CSSで最初の要素以外をまとめて選択する方法::not(:first-child)セレクターの使い方
CSSの:not(:first-child)セレクターを使えば、HTML文書内の最初の要素を除いた残りの要素をすべて選択できます。この記事では、基本的な使い方から実践的な活用例までわかりやすく解説します。
たとえば、以下のルールセットをCSSスタイルシートに追加すると、サイト全体のすべてのh2要素に64pxの上マージンが適用されます。
h2 {
margin-top: 64px;
}
しかし、「サイト全体の最初のh2要素には上マージンを付けたくないが、それ以外のすべてのh2要素には付けたい」というケースではどうすればよいでしょうか。
:not(:first-child)セレクターを使う
次のルールセットをスタイルシートに追加しましょう。
h2:not(:first-child) {
margin-top: 64px;
}
これで、各ページ(または投稿)の最初のh2要素を除き、サイト上の他のすべてのh2要素に対して、一貫して同じmargin-top値が適用されるようになります。
:not(:first-child)セレクターの具体的な活用例
Webサイトのタイポグラフィレイアウトを整えている場面を想像してみてください。記事の可読性を高めるため、すべてのh2見出しにmargin-top: 64px;を設定し、セクション間に十分な余白を持たせたいとします。
ところが、記事の先頭には雑誌やポスター風デザインの導入セクションがあり、カバー画像やオーバーレイ、その上に重ねられたさまざまなテキスト要素が配置されていることがあります。こうした導入部分では、複数の見出し要素(h1がタイトル、h2がキャッチコピーなど)を使うことも少なくありません。
このような場合、記事本文とまったく同じマージンやパディングの値を導入セクションに流用したくないはずです。:not(:first-child)セレクターを使えば、この問題をスマートに解決できます。

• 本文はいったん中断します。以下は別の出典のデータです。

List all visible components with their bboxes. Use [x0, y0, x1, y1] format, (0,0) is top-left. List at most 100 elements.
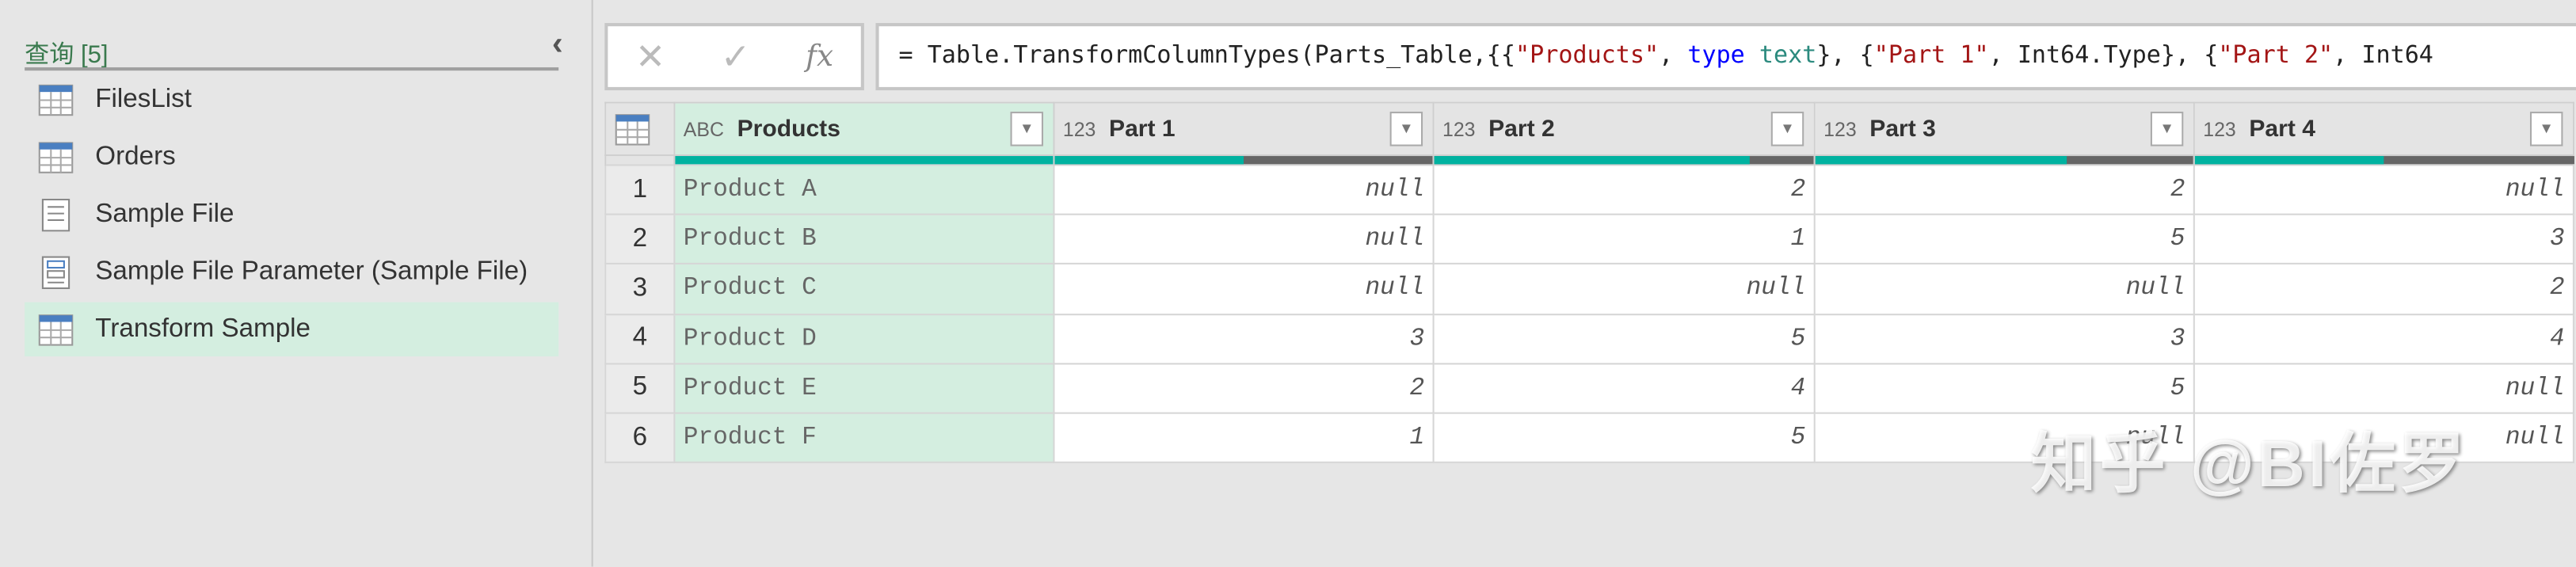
query-label: Sample File — [95, 199, 234, 228]
table-cell[interactable]: null — [1053, 214, 1435, 265]
table-row: 2 Product Bnull 1 5 3 — [604, 214, 2574, 265]
commit-button[interactable]: ✓ — [721, 36, 751, 78]
table-cell[interactable]: 5 — [1813, 362, 2195, 414]
table-cell[interactable]: null — [2193, 362, 2574, 414]
table-icon — [38, 140, 74, 173]
table-cell[interactable]: 2 — [1813, 164, 2195, 216]
power-query-editor: 查询 [5] ‹ FilesList Orders Sample File Sampl… — [0, 0, 2576, 567]
table-cell[interactable]: Product B — [673, 214, 1055, 265]
row-number[interactable]: 3 — [604, 263, 676, 315]
type-icon[interactable]: 123 — [2203, 117, 2236, 140]
table-cell[interactable]: 5 — [1432, 412, 1816, 464]
row-number[interactable]: 5 — [604, 362, 676, 414]
query-item[interactable]: Sample File — [25, 187, 558, 241]
parameter-icon — [38, 255, 74, 288]
table-cell[interactable]: null — [1813, 263, 2195, 315]
table-cell[interactable]: 2 — [2193, 263, 2574, 315]
formula-text: , Int64 — [2333, 42, 2433, 70]
quality-spacer — [604, 154, 675, 166]
column-quality-bar — [1053, 154, 1434, 166]
table-cell[interactable]: null — [2193, 164, 2574, 216]
column-name: Part 2 — [1488, 116, 1555, 143]
filter-dropdown-button[interactable]: ▼ — [2150, 112, 2184, 147]
row-number[interactable]: 6 — [604, 412, 676, 464]
formula-type: text — [1744, 42, 1817, 70]
formula-string: "Part 1" — [1873, 42, 1989, 70]
table-cell[interactable]: 5 — [1813, 214, 2195, 265]
column-header[interactable]: 123 Part 4 ▼ — [2193, 101, 2574, 157]
row-number[interactable]: 2 — [604, 214, 676, 265]
table-cell[interactable]: null — [1053, 164, 1435, 216]
column-header[interactable]: 123 Part 1 ▼ — [1053, 101, 1435, 157]
row-number[interactable]: 1 — [604, 164, 676, 216]
table-cell[interactable]: Product A — [673, 164, 1055, 216]
table-icon — [38, 83, 74, 116]
table-cell[interactable]: 2 — [1053, 362, 1435, 414]
filter-dropdown-button[interactable]: ▼ — [1389, 112, 1423, 147]
column-quality-bar — [1432, 154, 1815, 166]
column-name: Part 4 — [2249, 116, 2315, 143]
table-cell[interactable]: Product C — [673, 263, 1055, 315]
column-name: Part 1 — [1109, 116, 1176, 143]
column-quality-bar — [2193, 154, 2574, 166]
table-cell[interactable]: 1 — [1053, 412, 1435, 464]
watermark: 知乎 @BI佐罗 — [2030, 428, 2468, 501]
type-icon[interactable]: 123 — [1823, 117, 1857, 140]
table-cell[interactable]: Product D — [673, 313, 1055, 364]
divider — [25, 67, 559, 71]
formula-text: , Int64.Type}, { — [1988, 42, 2219, 70]
query-label: Sample File Parameter (Sample File) — [95, 257, 528, 285]
table-row: 4 Product D3534 — [604, 313, 2574, 364]
formula-string: "Products" — [1515, 42, 1660, 70]
table-cell[interactable]: 4 — [2193, 313, 2574, 364]
query-item[interactable]: FilesList — [25, 72, 558, 126]
table-cell[interactable]: null — [1432, 263, 1816, 315]
table-cell[interactable]: 3 — [2193, 214, 2574, 265]
formula-input[interactable]: = Table.TransformColumnTypes(Parts_Table… — [875, 23, 2576, 91]
query-label: Orders — [95, 142, 176, 170]
formula-string: "Part 2" — [2218, 42, 2334, 70]
query-item[interactable]: Sample File Parameter (Sample File) — [25, 245, 558, 299]
column-header[interactable]: 123 Part 2 ▼ — [1432, 101, 1816, 157]
filter-dropdown-button[interactable]: ▼ — [1010, 112, 1043, 147]
query-label: FilesList — [95, 84, 192, 113]
type-icon[interactable]: 123 — [1063, 117, 1096, 140]
query-item[interactable]: Orders — [25, 130, 558, 184]
table-cell[interactable]: 3 — [1053, 313, 1435, 364]
table-cell[interactable]: 4 — [1432, 362, 1816, 414]
table-cell[interactable]: 3 — [1813, 313, 2195, 364]
cancel-button[interactable]: ✕ — [635, 36, 665, 78]
row-number[interactable]: 4 — [604, 313, 676, 364]
table-row: 5 Product E 2 4 5 null — [604, 362, 2574, 414]
formula-buttons: ✕ ✓ fx — [604, 23, 864, 91]
collapse-chevron-icon[interactable]: ‹ — [552, 26, 563, 64]
table-cell[interactable]: Product E — [673, 362, 1055, 414]
formula-text: }, { — [1816, 42, 1874, 70]
filter-dropdown-button[interactable]: ▼ — [1770, 112, 1804, 147]
column-quality-bar — [673, 154, 1054, 166]
column-header[interactable]: ABC Products ▼ — [673, 101, 1055, 157]
table-menu-button[interactable] — [604, 101, 676, 157]
query-label: Transform Sample — [95, 314, 311, 343]
column-name: Part 3 — [1869, 116, 1936, 143]
type-icon[interactable]: 123 — [1442, 117, 1476, 140]
query-item[interactable]: Transform Sample — [25, 302, 559, 357]
data-grid: ABC Products ▼ 123 Part 1 ▼ 123 Part 2 ▼ 123 Part … — [604, 101, 2574, 464]
fx-button[interactable]: fx — [806, 40, 833, 74]
filter-dropdown-button[interactable]: ▼ — [2529, 112, 2563, 147]
queries-pane: 查询 [5] ‹ FilesList Orders Sample File Sampl… — [0, 0, 593, 567]
formula-keyword: type — [1687, 42, 1745, 70]
table-cell[interactable]: null — [1053, 263, 1435, 315]
type-icon[interactable]: ABC — [684, 117, 724, 140]
column-header[interactable]: 123 Part 3 ▼ — [1813, 101, 2195, 157]
table-cell[interactable]: Product F — [673, 412, 1055, 464]
document-icon — [38, 197, 74, 231]
table-cell[interactable]: 1 — [1432, 214, 1816, 265]
column-name: Products — [737, 116, 840, 143]
table-row: 3 Product Cnull null null 2 — [604, 263, 2574, 315]
table-icon — [38, 313, 74, 345]
table-cell[interactable]: 5 — [1432, 313, 1816, 364]
column-quality-bar — [1813, 154, 2194, 166]
table-cell[interactable]: 2 — [1432, 164, 1816, 216]
queries-title: 查询 [5] — [25, 40, 109, 70]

このセレクターはあらゆるHTML要素に使用できます。もう一つの定番の活用例が、ナビゲーションメニューに順序なしリスト<ul>を使うケースです。メニュー内のulには固有のスタイル(配置、ボーダー、配色など)を適用しつつ、サイトの他の部分への影響は避けたい――そんな場面で非常に便利です。
最近のCSSはクラスでのスタイリングが主流では?
現代のWeb開発では、要素セレクターによる直接のスタイリングを避け、クラスを使うのが一般的になっています。私自身もクラス派です。成長し続けるWebプラットフォームでは、クラスの方がスケーラブルで再利用性の高いCSSを書きやすいからです。
とはいえ、要素セレクターによる直接的なスタイリングにも、今なお存在価値があります。要素セレクターに対してベースラインとなるグローバルスタイルを設定しておけば、プロダクトのUI全体に自動的に一貫性と統一感をもたらすことができます。正しく運用すれば、反復的になりがちなUIスタイリングの工数を大きく削減できるでしょう。